The other day, I was talking with my wife about probably the lowest point in my adult life. I wasn’t teaching what I wanted or how I wanted and was getting used by the system, I wasn’t writing anymore, and I wasn’t publishing what I had written. I was pretty miserable, and I knew it, and after talking about it with my wife, we decided I needed to take the then-drastic measure of stepping away from one part of my career to focus on the other. It was absolutely the right thing to do, and I’m in a better place professionally, across the board, because I did it, but at the time it was soul-quaking to make a change like that, and I was as depressed about making that change as I was by the circumstances that necessitated that change.
But here’s the thing: not once in all that time did I ever think to myself, “Wow, I’m really depressed.” In fact, it wasn’t until this conversation with my wife the other day that I realized I had been depressed. I knew I was miserable, but I also was really adept at telling myself I wasn’t, or at least at telling myself it wasn’t that big a deal.

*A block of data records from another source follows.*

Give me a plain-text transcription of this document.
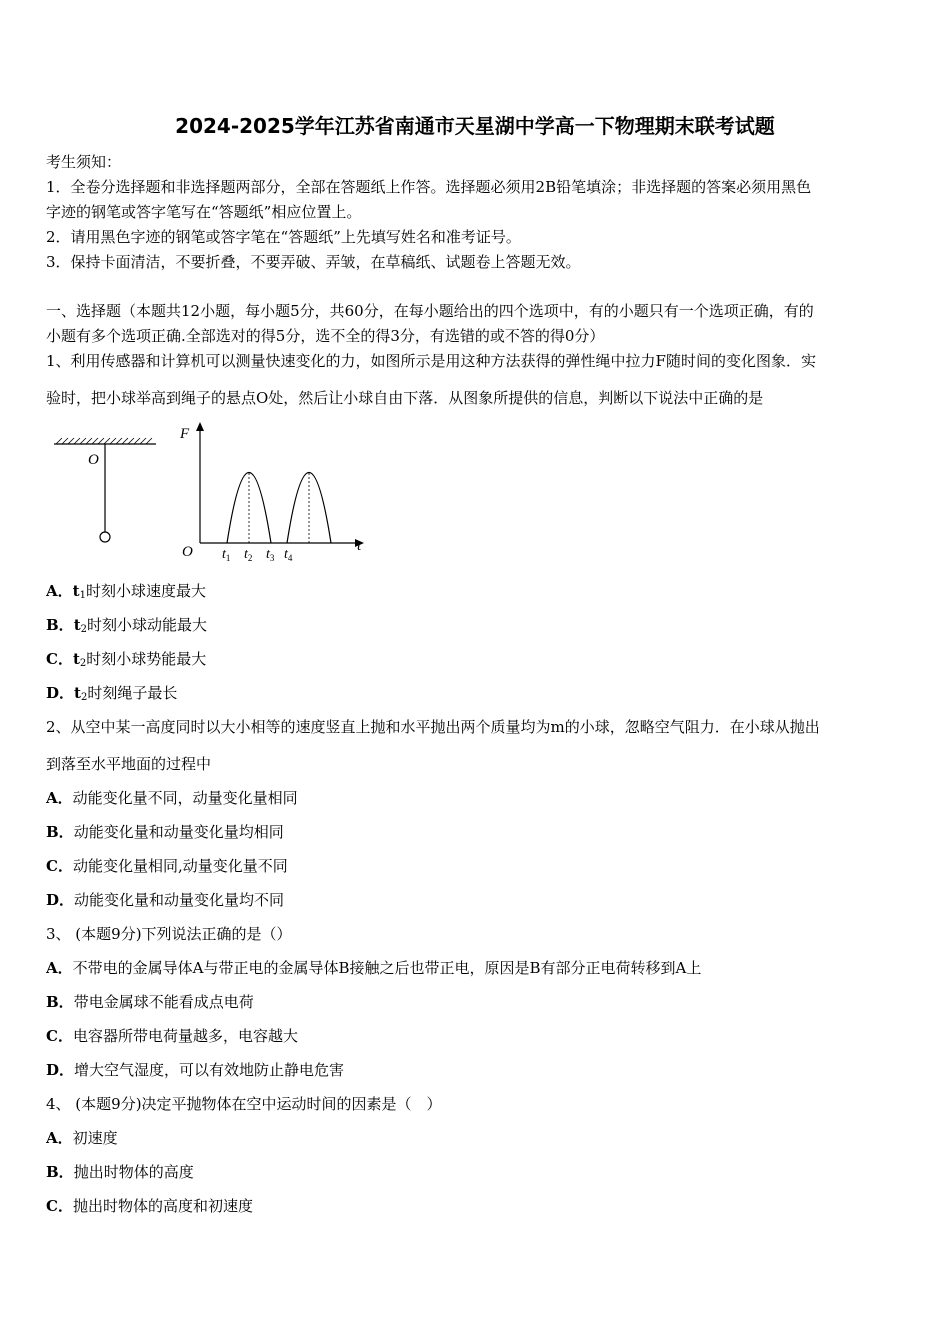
2024-2025学年江苏省南通市天星湖中学高一下物理期末联考试题
考生须知：
1．全卷分选择题和非选择题两部分，全部在答题纸上作答。选择题必须用2B铅笔填涂；非选择题的答案必须用黑色
字迹的钢笔或答字笔写在“答题纸”相应位置上。
2．请用黑色字迹的钢笔或答字笔在“答题纸”上先填写姓名和准考证号。
3．保持卡面清洁，不要折叠，不要弄破、弄皱，在草稿纸、试题卷上答题无效。
一、选择题（本题共12小题，每小题5分，共60分，在每小题给出的四个选项中，有的小题只有一个选项正确，有的
小题有多个选项正确.全部选对的得5分，选不全的得3分，有选错的或不答的得0分）
1、利用传感器和计算机可以测量快速变化的力，如图所示是用这种方法获得的弹性绳中拉力F随时间的变化图象．实
验时，把小球举高到绳子的悬点O处，然后让小球自由下落．从图象所提供的信息，判断以下说法中正确的是
O
F
t
O $t_1$ $t_2$ $t_3$ $t_4$
A．$t_1$时刻小球速度最大
B．$t_2$时刻小球动能最大
C．$t_2$时刻小球势能最大
D．$t_2$时刻绳子最长
2、从空中某一高度同时以大小相等的速度竖直上抛和水平抛出两个质量均为m的小球，忽略空气阻力．在小球从抛出
到落至水平地面的过程中
A．动能变化量不同，动量变化量相同
B．动能变化量和动量变化量均相同
C．动能变化量相同,动量变化量不同
D．动能变化量和动量变化量均不同
3、 (本题9分)下列说法正确的是（）
A．不带电的金属导体A与带正电的金属导体B接触之后也带正电，原因是B有部分正电荷转移到A上
B．带电金属球不能看成点电荷
C．电容器所带电荷量越多，电容越大
D．增大空气湿度，可以有效地防止静电危害
4、 (本题9分)决定平抛物体在空中运动时间的因素是（　）
A．初速度
B．抛出时物体的高度
C．抛出时物体的高度和初速度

That’s what makes this post so brave and so important. It’s impressive enough to be able to manage and live with depression. But to be able to confront it, let alone publicly? That’s just plain heroic.
So, thanks for posting this!
Thanks so much for telling me this. It makes me want to get out of bed (literally) to hear that what I did was heroic. I just don’t think we should have to hold anything back. Let’s be attention seekers. Let’s be loud. Let’s demand to be heard. I don’t believe there is any shame in admitting what we feel. Holding it in is what gets us in trouble. Letting it out can save us. I just want people to know all of my, especially potential fans. They deserve that so they can see me as a source who can help them with whatever problems they have.